Thursday, October 07, 2010

The Magic Hour

    Here is the question of the day, Company: When was the last time you saw a good magician?  I mean, I know that they are out there.  It is not like I am lamenting the lack of quality practitioners of magic in our society, I am just asking when was the last time you actually went out and saw one?
     Yeah, that's what I thought.  I racked through the memory banks as well and couldn't come up with the last time I saw one.  In fact, I am seriously beginning to consider the fact that maybe I have never seen a real, live magician perform in person.  I mean the whole nine yards, with the girl in the glittery outfit that he is always cutting in half and a Mary Poppins-like black top hat.  That is what I am looking for.  I know that it is much more politically correct to call them "illusionists" these days, but we all know that I don't go for that shit.  I am talking about an old school magician with bunnies and the scarves that come our of your sleeve for like sixteen feet.

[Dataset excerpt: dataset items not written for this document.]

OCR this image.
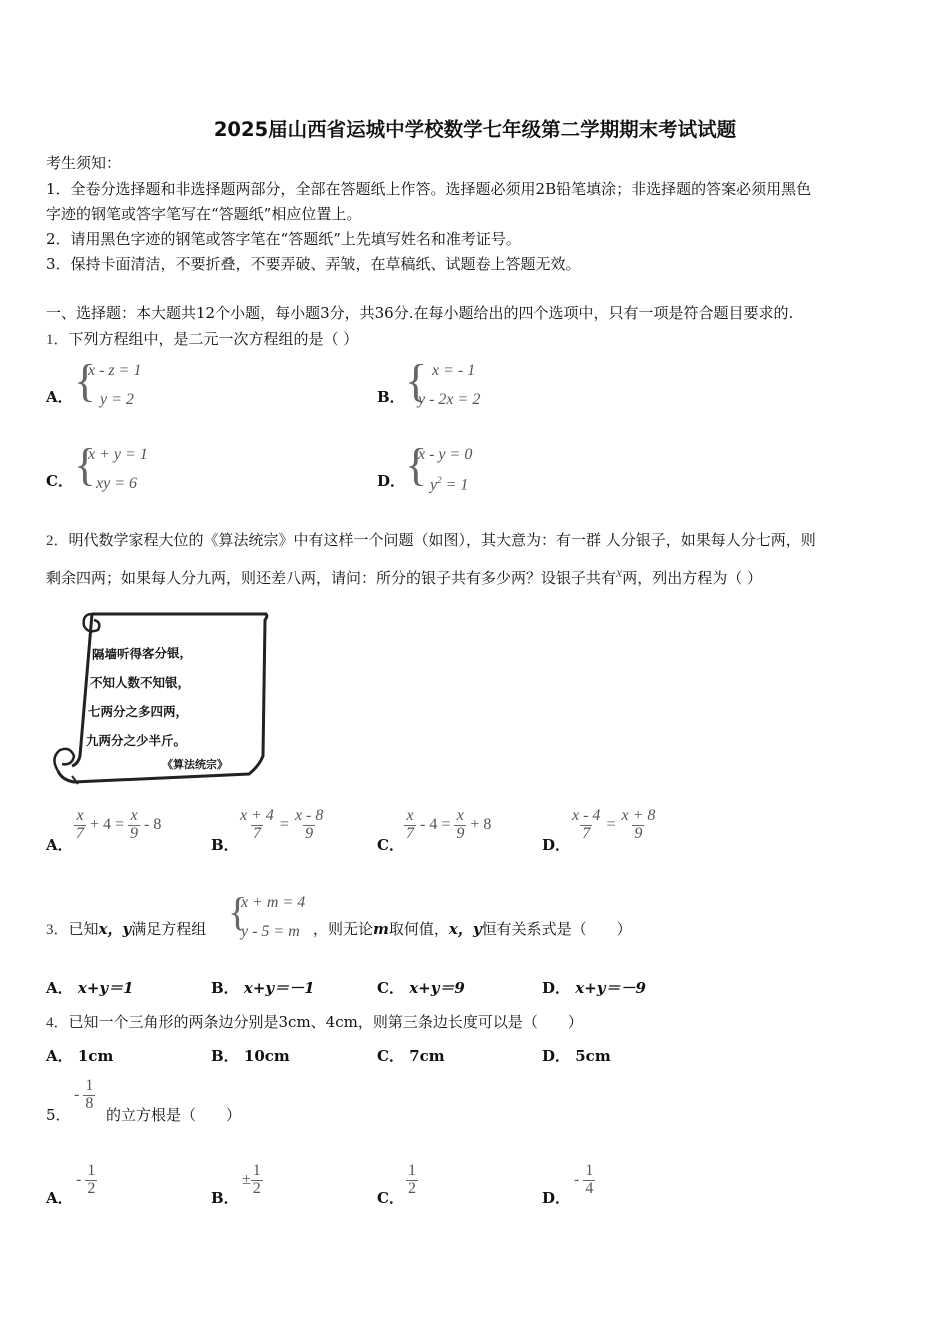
2025届山西省运城中学校数学七年级第二学期期末考试试题
考生须知：
1．全卷分选择题和非选择题两部分，全部在答题纸上作答。选择题必须用2B铅笔填涂；非选择题的答案必须用黑色
字迹的钢笔或答字笔写在“答题纸”相应位置上。
2．请用黑色字迹的钢笔或答字笔在“答题纸”上先填写姓名和准考证号。
3．保持卡面清洁，不要折叠，不要弄破、弄皱，在草稿纸、试题卷上答题无效。
一、选择题：本大题共12个小题，每小题3分，共36分.在每小题给出的四个选项中，只有一项是符合题目要求的.
1．下列方程组中，是二元一次方程组的是（ ）
A． {
x - z = 1
y = 2	B． { x = - 1
y - 2x = 2
C． {
x + y = 1
xy = 6	D． {
x - y = 0
$y^2 = 1$
2．明代数学家程大位的《算法统宗》中有这样一个问题（如图），其大意为：有一群 人分银子，如果每人分七两，则
剩余四两；如果每人分九两，则还差八两，请问：所分的银子共有多少两？设银子共有x两，列出方程为（ ）
隔墙听得客分银，
不知人数不知银，
七两分之多四两，
九两分之少半斤。
《算法统宗》
A．
$\frac{x}{7} + 4 = \frac{x}{9} - 8$
B．
$\frac{x + 4}{7} = \frac{x - 8}{9}$
C．
$\frac{x}{7} - 4 = \frac{x}{9} + 8$
D．
$\frac{x - 4}{7} = \frac{x + 8}{9}$
3．已知x，y满足方程组 {
x + m = 4
y - 5 = m ，则无论m取何值，x，y恒有关系式是（　　）
A． x+y＝1	B． x+y＝－1	C． x+y＝9	D． x+y＝－9
4．已知一个三角形的两条边分别是3cm、4cm，则第三条边长度可以是（　　）
A． 1cm	B． 10cm	C． 7cm	D． 5cm
5．
- $\frac{1}{8}$
的立方根是（　　）
A．
- $\frac{1}{2}$
B．
± $\frac{1}{2}$
C．
$\frac{1}{2}$
D．
- $\frac{1}{4}$
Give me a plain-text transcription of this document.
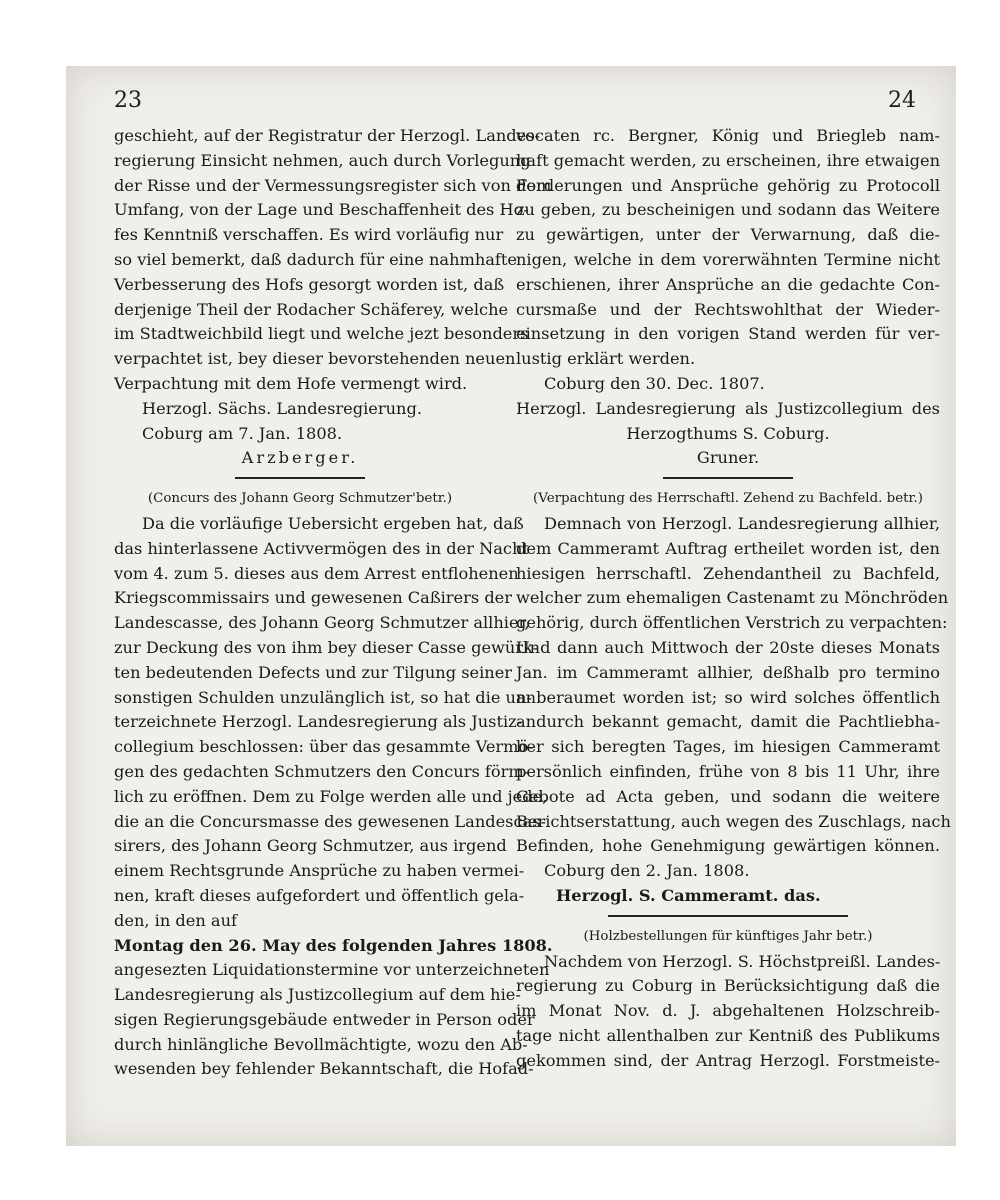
23	24
geschieht, auf der Registratur der Herzogl. Landes-
regierung Einsicht nehmen, auch durch Vorlegung
der Risse und der Vermessungsregister sich von dem
Umfang, von der Lage und Beschaffenheit des Ho-
fes Kenntniß verschaffen. Es wird vorläufig nur
so viel bemerkt, daß dadurch für eine nahmhafte
Verbesserung des Hofs gesorgt worden ist, daß
derjenige Theil der Rodacher Schäferey, welche
im Stadtweichbild liegt und welche jezt besonders
verpachtet ist, bey dieser bevorstehenden neuen
Verpachtung mit dem Hofe vermengt wird.
Herzogl. Sächs. Landesregierung.
Coburg am 7. Jan. 1808.
Arzberger.
(Concurs des Johann Georg Schmutzer'betr.)
Da die vorläufige Uebersicht ergeben hat, daß
das hinterlassene Activvermögen des in der Nacht
vom 4. zum 5. dieses aus dem Arrest entflohenen
Kriegscommissairs und gewesenen Caßirers der
Landescasse, des Johann Georg Schmutzer allhier,
zur Deckung des von ihm bey dieser Casse gewürk-
ten bedeutenden Defects und zur Tilgung seiner
sonstigen Schulden unzulänglich ist, so hat die un-
terzeichnete Herzogl. Landesregierung als Justiz-
collegium beschlossen: über das gesammte Vermö-
gen des gedachten Schmutzers den Concurs förm-
lich zu eröffnen. Dem zu Folge werden alle und jede,
die an die Concursmasse des gewesenen Landescas-
sirers, des Johann Georg Schmutzer, aus irgend
einem Rechtsgrunde Ansprüche zu haben vermei-
nen, kraft dieses aufgefordert und öffentlich gela-
den, in den auf
Montag den 26. May des folgenden Jahres 1808.
angesezten Liquidationstermine vor unterzeichneten
Landesregierung als Justizcollegium auf dem hie-
sigen Regierungsgebäude entweder in Person oder
durch hinlängliche Bevollmächtigte, wozu den Ab-
wesenden bey fehlender Bekanntschaft, die Hofad-
vocaten rc. Bergner, König und Brieglеb nam-
haft gemacht werden, zu erscheinen, ihre etwaigen
Forderungen und Ansprüche gehörig zu Protocoll
zu geben, zu bescheinigen und sodann das Weitere
zu gewärtigen, unter der Verwarnung, daß die-
nigen, welche in dem vorerwähnten Termine nicht
erschienen, ihrer Ansprüche an die gedachte Con-
cursmaße und der Rechtswohlthat der Wieder-
einsetzung in den vorigen Stand werden für ver-
lustig erklärt werden.
Coburg den 30. Dec. 1807.
Herzogl. Landesregierung als Justizcollegium des
Herzogthums S. Coburg.
Gruner.
(Verpachtung des Herrschaftl. Zehend zu Bachfeld. betr.)
Demnach von Herzogl. Landesregierung allhier,
dem Cammeramt Auftrag ertheilet worden ist, den
hiesigen herrschaftl. Zehendantheil zu Bachfeld,
welcher zum ehemaligen Castenamt zu Mönchröden
gehörig, durch öffentlichen Verstrich zu verpachten:
Und dann auch Mittwoch der 20ste dieses Monats
Jan. im Cammeramt allhier, deßhalb pro termino
anberaumet worden ist; so wird solches öffentlich
andurch bekannt gemacht, damit die Pachtliebha-
ber sich beregten Tages, im hiesigen Cammeramt
persönlich einfinden, frühe von 8 bis 11 Uhr, ihre
Gebote ad Acta geben, und sodann die weitere
Berichtserstattung, auch wegen des Zuschlags, nach
Befinden, hohe Genehmigung gewärtigen können.
Coburg den 2. Jan. 1808.
Herzogl. S. Cammeramt. das.
(Holzbestellungen für künftiges Jahr betr.)
Nachdem von Herzogl. S. Höchstpreißl. Landes-
regierung zu Coburg in Berücksichtigung daß die
im Monat Nov. d. J. abgehaltenen Holzschreib-
tage nicht allenthalben zur Kentniß des Publikums
gekommen sind, der Antrag Herzogl. Forstmeiste-
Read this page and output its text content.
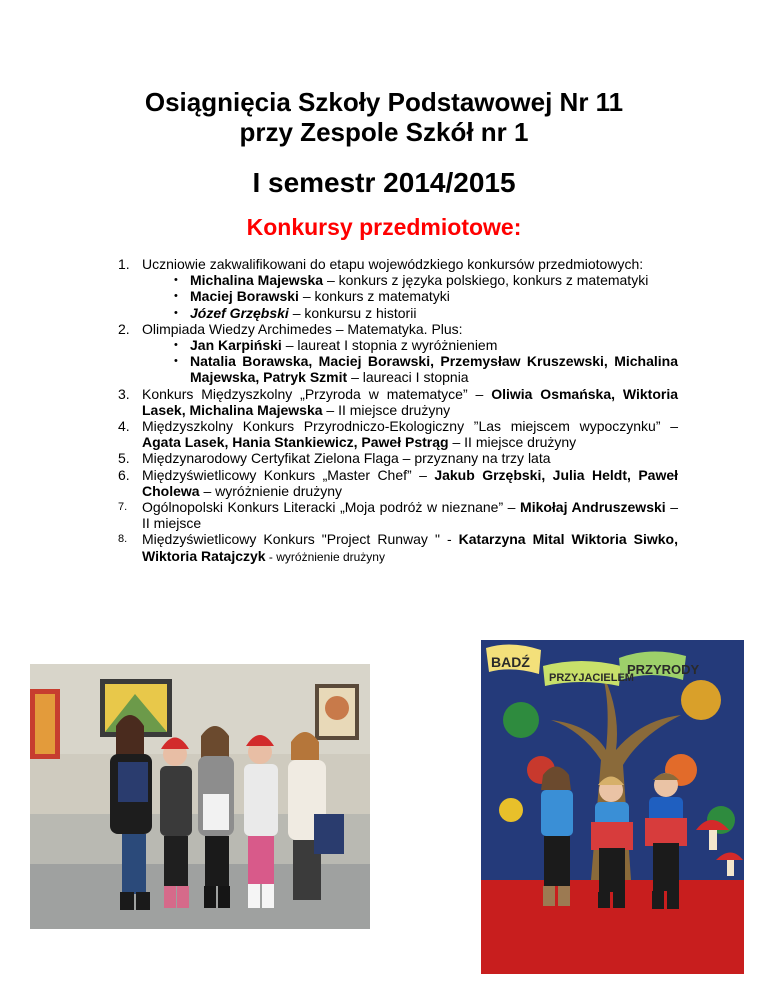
Osiągnięcia Szkoły Podstawowej Nr 11
przy Zespole Szkół nr 1
I semestr 2014/2015
Konkursy przedmiotowe:
1. Uczniowie zakwalifikowani do etapu wojewódzkiego konkursów przedmiotowych:
• Michalina Majewska – konkurs z języka polskiego, konkurs z matematyki
• Maciej Borawski – konkurs z matematyki
• Józef Grzębski – konkursu z historii
2. Olimpiada Wiedzy Archimedes – Matematyka. Plus:
• Jan Karpiński – laureat I stopnia z wyróżnieniem
• Natalia Borawska, Maciej Borawski, Przemysław Kruszewski, Michalina Majewska, Patryk Szmit – laureaci I stopnia
3. Konkurs Międzyszkolny „Przyroda w matematyce” – Oliwia Osmańska, Wiktoria Lasek, Michalina Majewska – II miejsce drużyny
4. Międzyszkolny Konkurs Przyrodniczo-Ekologiczny ”Las miejscem wypoczynku” – Agata Lasek, Hania Stankiewicz, Paweł Pstrąg – II miejsce drużyny
5. Międzynarodowy Certyfikat Zielona Flaga – przyznany na trzy lata
6. Międzyświetlicowy Konkurs „Master Chef” – Jakub Grzębski, Julia Heldt, Paweł Cholewa – wyróżnienie drużyny
7. Ogólnopolski Konkurs Literacki „Moja podróż w nieznane” – Mikołaj Andruszewski – II miejsce
8. Międzyświetlicowy Konkurs "Project Runway " - Katarzyna Mital Wiktoria Siwko, Wiktoria Ratajczyk - wyróżnienie drużyny
BADŹ
PRZYJACIELEM
PRZYRODY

     I wonder where I could find one.  I am sure that using the power of the Internet I could discover if and when one will be performing near me.  That thing is great - that Internet.  You can find out all sorts of useful information on that thing.  And there is a lot of porn.  It is sort of like magic itself, it stands to reason that would be a good way to procure the services of a magician for my next party, social, or gala event.  I wonder if I could just open the Yellow Pages, you know, let my fingers do the walking, in order to summon up a magician for say my kid's birthday party.  Or maybe for my bachelor party - now that would be cool.  And he could make an exotic dancer appear.  And a keg!  Now that's what I am talking about.
     So that is the great mystery of the day, Company.  Where have all the magicians gone?  The next time I see that one is nearby, probably at the friendly local Native American casino or maybe at the theatre that is a scant 90 mile drive away, I am definitely going to go see him or her.  Because you are never, ever too old for that kind of business.  I mean, who doesn't like seeing a person being cut in half with a giant-toothed saw?  I know I do.  But only when they are put back together again.